- Senate leader: None
- House leader: None
- Founded: 1896
- Headquarters: Chicago, Illinois
- Ideology: Democratic Socialism Progressivism Radicalism
- National affiliation: Formerly: Socialist Party of America; since 1973: Socialist Party USA
- Colors: Red

Website
- http://chicagosocialists.org/

= Chicago Socialist Party =

The Chicago Socialist Party (CSP) is the local chapter of the Socialist Party USA in Chicago, Illinois, and traces its origins back to the Cook County Socialist Party and the Socialist Party of America. It is a democratic socialist organization that supports numerous progressive and radical causes in an effort to help build a broad-based, multi-tendency socialist movement.

During the early years of the Socialist Party of America, the Chicago Socialist Party was one of the strongest locals in the country.

==Early years==
According to records at the University of Illinois at Chicago Library: "The Cook County Socialist Party was founded in 1896 as a response to the Pullman strike in Chicago. It held its first convention two years later. In 1901 it joined with other socialists parties in the state to form the Socialist Party of Illinois. The state party affiliated with the national party and its leader Eugene Debs and grew in membership throughout the first two decades of the twentieth century but declined after World War One."

The club was given a flag in 1895. The banner was described as being 2 sided flag with one side having a plain red field, the other bearing the inscription: "Socialistic Labor party of Chicago." Earlier flags used by Socialist in the city were modified American flags, one was bearing a skull and crossed bones while the other had a yellow cross beneath the stars.

After the Socialist Party unified in 1901, prominent socialist activists contended for control of Chicago Socialist Party; these included Algie Martin Simons, Barney Berlyn, Thomas J. Morgan and Seymour Stedman.

==1973 reorganization==
In 2005 the CSP's charter was suspended due to several officers not paying their dues and who later left the Party. The charter was later reinstated once a functioning Local Executive Committee of members in good standing was elected.

The CSP's long-term objective is to establish a radical democracy, a non-racist, classless, feminist, socialist society in which people cooperate at work, at home, and in the community and in which working people have control over their own lives. The CSP works cooperatively with numerous progressive and radical organizations and independent activists.
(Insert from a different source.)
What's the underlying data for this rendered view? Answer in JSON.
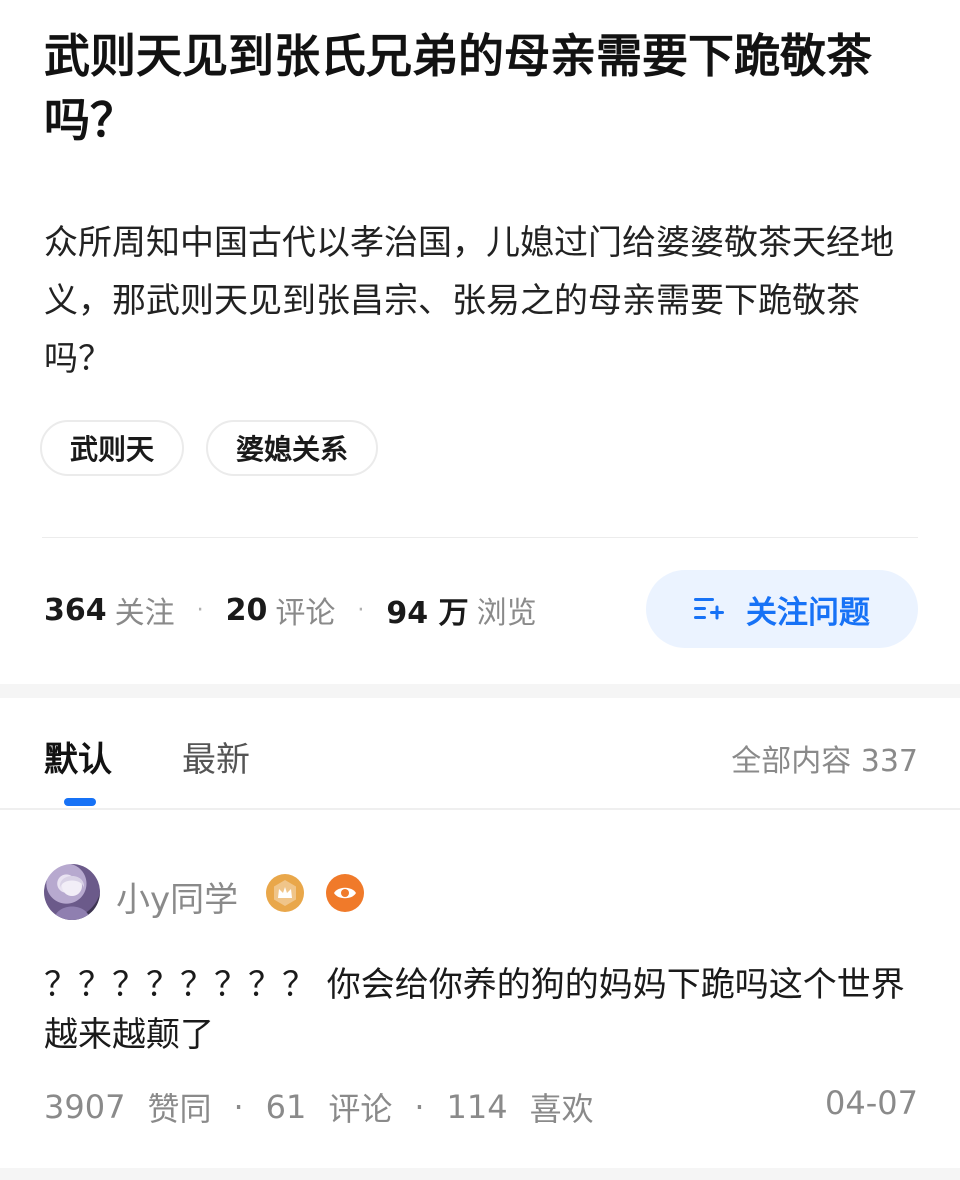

While the Socialist Party regularly runs candidates for elected office, restrictive ballot access laws in Illinois result in few Socialist candidates running in that state, mainly as write-in candidates. The CSP functions primarily as activist organization, working in support of the labor movement, anti-war campaigns, prison outreach, and policy advocacy. Members have also been involved in educational efforts such as establishing radical resource centers and organizing forums, speakers, classes, film screenings, and book discussions on progressive and radical issues.
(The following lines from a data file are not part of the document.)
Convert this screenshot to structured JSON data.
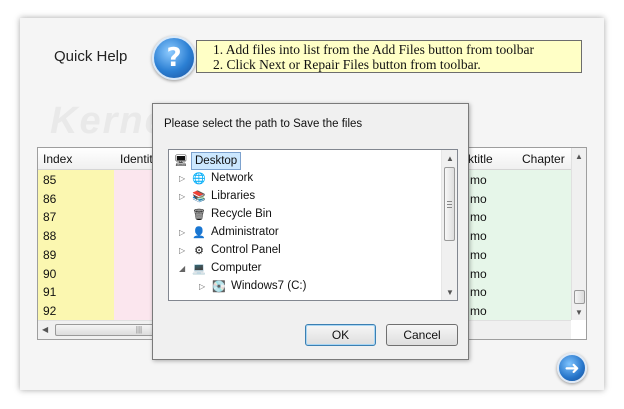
{
  "quick_help": {
    "label": "Quick Help",
    "line1": "1. Add files into list from the Add Files button from toolbar",
    "line2": "2. Click Next or Repair Files button from toolbar."
  },
  "watermark": "Kernel",
  "grid": {
    "headers": {
      "index": "Index",
      "identity": "Identit",
      "tasktitle": "ktitle",
      "chapter": "Chapter"
    },
    "rows": [
      {
        "index": "85",
        "task": "mo"
      },
      {
        "index": "86",
        "task": "mo"
      },
      {
        "index": "87",
        "task": "mo"
      },
      {
        "index": "88",
        "task": "mo"
      },
      {
        "index": "89",
        "task": "mo"
      },
      {
        "index": "90",
        "task": "mo"
      },
      {
        "index": "91",
        "task": "mo"
      },
      {
        "index": "92",
        "task": "mo"
      }
    ]
  },
  "dialog": {
    "title": "Please select the path to Save the files",
    "tree": [
      {
        "label": "Desktop",
        "icon": "desktop-icon"
      },
      {
        "label": "Network",
        "icon": "network-icon"
      },
      {
        "label": "Libraries",
        "icon": "libraries-icon"
      },
      {
        "label": "Recycle Bin",
        "icon": "recycle-bin-icon"
      },
      {
        "label": "Administrator",
        "icon": "user-folder-icon"
      },
      {
        "label": "Control Panel",
        "icon": "control-panel-icon"
      },
      {
        "label": "Computer",
        "icon": "computer-icon"
      },
      {
        "label": "Windows7  (C:)",
        "icon": "drive-icon"
      }
    ],
    "ok_label": "OK",
    "cancel_label": "Cancel"
  },
  "colors": {
    "help_box_bg": "#ffffc6",
    "index_col_bg": "#fbf7b0",
    "identity_col_bg": "#fbe6ee",
    "green_col_bg": "#e6f6e9",
    "selection_bg": "#cce8ff"
  }
}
In 2012 CSP members filed petitions to put the Socialist Party's presidential candidate Stewart Alexander and vice presidential candidate Alex Mendoza on the Illinois ballot under the state's "challenge rule" which meant that if no one challenged the petitions the party would be on the November ballot. The Socialist Party's petitions, along with three other minor/independent parties were challenged by two members of the Illinois Green Party, Rob Sherman, Chair of the Cook County Green Party and Andy Finko, a lawyer who represents the Illinois Green Party. Despite pleas from Green Party presidential candidate Jill Stein and other prominent Greens to drop the challenges, Sherman and Finko did not do so and the result was that the Socialist Party and three other parties were kicked off the ballot.
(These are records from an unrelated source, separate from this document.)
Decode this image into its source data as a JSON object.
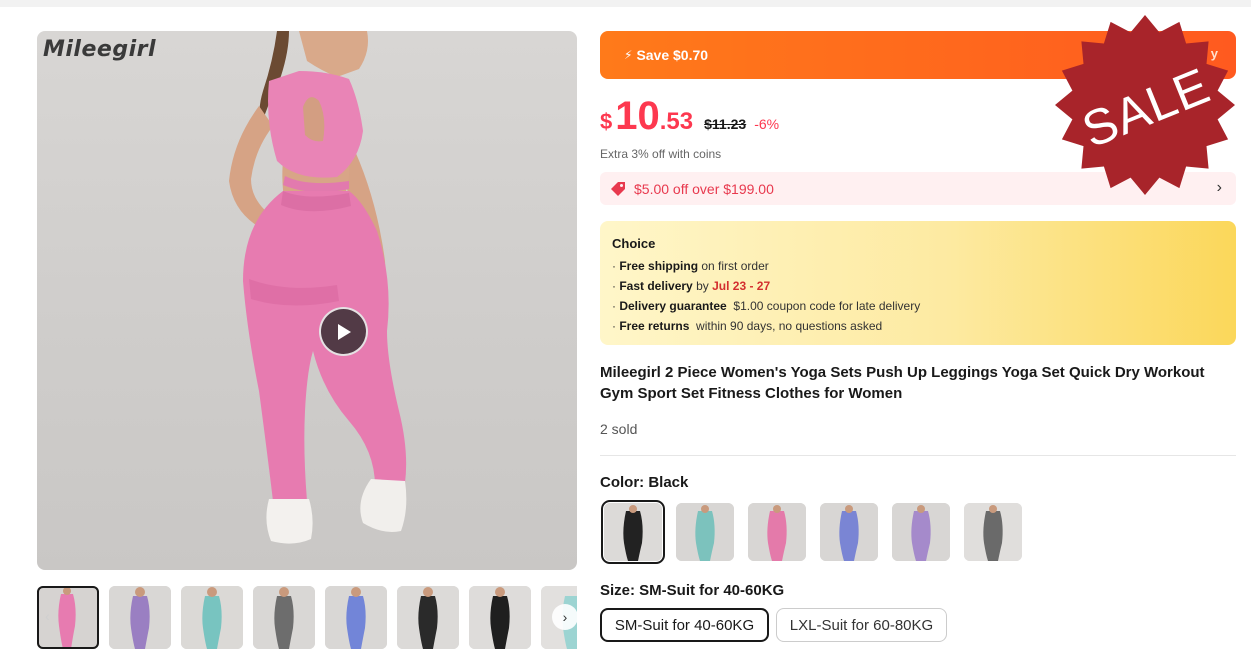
{
  "gallery": {
    "brand_logo": "Mileegirl",
    "thumbnails": [
      {
        "tint": "#e77bb0",
        "active": true
      },
      {
        "tint": "#9a7fc2",
        "active": false
      },
      {
        "tint": "#78c4c0",
        "active": false
      },
      {
        "tint": "#6d6d6d",
        "active": false
      },
      {
        "tint": "#7285d8",
        "active": false
      },
      {
        "tint": "#2a2a2a",
        "active": false
      },
      {
        "tint": "#1f1f1f",
        "active": false
      },
      {
        "tint": "#9cd4d2",
        "active": false
      }
    ],
    "next_arrow": "›",
    "prev_arrow": "‹"
  },
  "promo": {
    "save_label": "Save $0.70",
    "right_label": "y"
  },
  "price": {
    "currency": "$",
    "integer": "10",
    "decimal": ".53",
    "original": "$11.23",
    "discount": "-6%"
  },
  "coins_note": "Extra 3% off with coins",
  "coupon": {
    "text": "$5.00 off over $199.00",
    "chevron": "›"
  },
  "choice": {
    "title": "Choice",
    "lines": [
      {
        "bold": "Free shipping",
        "rest": "on first order"
      },
      {
        "bold": "Fast delivery",
        "mid": "by",
        "highlight": "Jul 23 - 27"
      },
      {
        "bold": "Delivery guarantee",
        "rest": "$1.00 coupon code for late delivery"
      },
      {
        "bold": "Free returns",
        "rest": "within 90 days, no questions asked"
      }
    ]
  },
  "product": {
    "title": "Mileegirl 2 Piece Women's Yoga Sets Push Up Leggings Yoga Set Quick Dry Workout Gym Sport Set Fitness Clothes for Women",
    "sold": "2 sold"
  },
  "color": {
    "label": "Color: Black",
    "swatches": [
      {
        "tint": "#222222",
        "selected": true
      },
      {
        "tint": "#7cc2bd",
        "selected": false
      },
      {
        "tint": "#e47aaa",
        "selected": false
      },
      {
        "tint": "#7a85d4",
        "selected": false
      },
      {
        "tint": "#a58acb",
        "selected": false
      },
      {
        "tint": "#6a6a6a",
        "selected": false
      }
    ]
  },
  "size": {
    "label": "Size: SM-Suit for 40-60KG",
    "options": [
      {
        "label": "SM-Suit for 40-60KG",
        "selected": true
      },
      {
        "label": "LXL-Suit for 60-80KG",
        "selected": false
      }
    ]
  },
  "sale_badge": {
    "text": "SALE",
    "color": "#a8242a"
  }
}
In 2014 the Chicago Socialist Party joined with other socialists and activists to form the Chicago Socialist Campaign. The goal was to emulate the campaign of Kshama Sawant of Seattle and run a socialist candidate for Alderman in 2015. In May 2014 the Campaign chose Jorge Mújica, a long-time immigrant rights and labor organizer, to run for alderman in Chicago's 25th ward. In the March 2015 election Mujica, running as an open socialist, received 907 votes, 12.15% of the total vote.